West Point is a 1927 American silent romantic drama film starring William Haines and Joan Crawford in a story about an arrogant cadet who finds love right before the all-important Army–Navy Game.

The story and screenplay were written by Raymond L. Schrock with titles written by Joseph Farnham. The film was directed by Edward Sedgwick.

==Plot==

West Point (1927)

Arrogant and wise-cracking Brice Wayne enrolls at the United States Military Academy at West Point and adjusts to life as a plebe. He tries out for the plebe football team, where he excels and shows up the varsity team. However, his ego is unrivaled, especially in competition with upperclassman Bob Sperry. At the same time, Brice meets a local girl named Betty Channing who cheers for him at football practices.

A year later, Brice is the star football player for West Point. By this time, both Sperry and Brice are in love with Betty, and while Sperry acts like a gentleman towards Betty, Brice forces a kiss on Betty, only for her to spurn him. Betty continues to reject Brice's advances.

When he is benched for his attitude, Brice decries favoritism by Coach Towers to the local paper. After an altercation with the coach in the locker room, Brice shouts "to hell with the Corps" and quits the team in a huff. This causes a scandal among the cadets, who move to have the Cadet Honor Committee "Silence" Brice.

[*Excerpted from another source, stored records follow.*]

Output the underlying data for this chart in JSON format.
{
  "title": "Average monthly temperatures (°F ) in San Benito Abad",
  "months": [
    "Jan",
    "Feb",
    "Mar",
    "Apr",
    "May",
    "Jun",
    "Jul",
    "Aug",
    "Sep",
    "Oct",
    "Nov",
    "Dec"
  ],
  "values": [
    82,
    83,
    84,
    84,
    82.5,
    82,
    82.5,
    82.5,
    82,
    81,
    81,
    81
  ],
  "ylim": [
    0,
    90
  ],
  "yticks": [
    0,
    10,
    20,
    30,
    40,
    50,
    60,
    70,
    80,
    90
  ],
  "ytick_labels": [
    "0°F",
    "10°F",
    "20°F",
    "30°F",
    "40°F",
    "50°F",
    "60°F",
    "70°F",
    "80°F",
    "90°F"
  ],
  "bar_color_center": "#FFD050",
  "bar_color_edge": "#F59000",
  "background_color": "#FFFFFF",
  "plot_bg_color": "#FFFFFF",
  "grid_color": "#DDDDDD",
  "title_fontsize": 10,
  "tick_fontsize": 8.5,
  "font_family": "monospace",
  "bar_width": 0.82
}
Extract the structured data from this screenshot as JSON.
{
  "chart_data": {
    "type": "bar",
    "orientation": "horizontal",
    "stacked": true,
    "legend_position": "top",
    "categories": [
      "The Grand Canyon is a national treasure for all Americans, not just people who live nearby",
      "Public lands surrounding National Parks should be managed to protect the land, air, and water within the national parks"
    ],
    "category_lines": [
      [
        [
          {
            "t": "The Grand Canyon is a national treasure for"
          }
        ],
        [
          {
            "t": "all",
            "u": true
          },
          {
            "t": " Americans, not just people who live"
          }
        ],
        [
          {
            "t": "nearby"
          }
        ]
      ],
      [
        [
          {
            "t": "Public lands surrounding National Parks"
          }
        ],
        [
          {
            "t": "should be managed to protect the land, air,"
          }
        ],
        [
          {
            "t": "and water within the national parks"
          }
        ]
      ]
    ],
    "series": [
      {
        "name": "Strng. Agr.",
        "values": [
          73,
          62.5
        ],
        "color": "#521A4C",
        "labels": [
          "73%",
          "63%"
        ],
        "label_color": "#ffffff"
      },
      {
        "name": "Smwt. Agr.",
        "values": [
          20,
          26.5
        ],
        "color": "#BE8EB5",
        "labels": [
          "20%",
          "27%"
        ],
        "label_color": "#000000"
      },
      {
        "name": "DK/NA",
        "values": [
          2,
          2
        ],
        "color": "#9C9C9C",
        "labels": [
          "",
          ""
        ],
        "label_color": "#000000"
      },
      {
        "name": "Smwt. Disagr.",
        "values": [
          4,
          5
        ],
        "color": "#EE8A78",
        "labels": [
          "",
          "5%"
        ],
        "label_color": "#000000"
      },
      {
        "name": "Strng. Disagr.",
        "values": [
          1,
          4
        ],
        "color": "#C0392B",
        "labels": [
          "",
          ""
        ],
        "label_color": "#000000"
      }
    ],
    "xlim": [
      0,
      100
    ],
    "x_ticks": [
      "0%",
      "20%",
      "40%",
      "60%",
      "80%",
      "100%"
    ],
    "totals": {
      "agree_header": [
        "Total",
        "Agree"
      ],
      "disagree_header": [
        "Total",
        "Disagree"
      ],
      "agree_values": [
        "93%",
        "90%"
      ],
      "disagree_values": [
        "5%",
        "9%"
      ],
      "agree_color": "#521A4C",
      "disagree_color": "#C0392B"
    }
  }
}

Brice's roommate Tex McNeil tries to reason with him but the angered Brice hits him. Immediately regretting his actions, Brice tries to help. After Brice leaves to contemplate his actions in private, Tex accidentally falls down a flight of stairs. Despite this he pleads with the Honor Committee not to censure Brice—before collapsing with a serious concussion.

Brice writes a letter of resignation from West Point out of shame, but regrets his action when he realizes he needs to help the team. As the train carrying the team to the Army–Navy Game is about to leave, Brice is called before the superintendent. When he indicates both his contrition and an understanding of the "spirit of the Corps," the superintendent hands him back his resignation.

Brice apologizes to the coach for his behavior but is still benched. In the 4th quarter, with Army down, a player is injured and Brice is sent in. Despite an injured arm he scores a touchdown that wins the game for Army, and asks for forgiveness from his team.

As graduation from West Point concludes some years later, he ends in the arms of Betty while enthusiastically observing the traditions of the Corps.

==Cast==
- William Haines as Brice Wayne
- Joan Crawford as Betty Channing
- William Bakewell as "Tex" McNeil
- Neil Neely as Bob Sperry
- Ralph Emerson as Bob Chase
- Leon Kellar as Captain Munson
- Raymond G. Moses as Coach Towers (*billed Major Raymond G. Moses U.S.A.)

==Production notes==
The film was shot on location at West Point, New York.

The same story used for this film was used for the DeMille Company's 1927 movie Dress Parade with William Boyd and Bessie Love.

The assistant director was Edward Brophy, who would soon switch to acting full-time.

==Reception==
Photoplay wrote "Bill Haines' starring vehicle...treats everything in a humorous vein in the beginning, getting many laughs."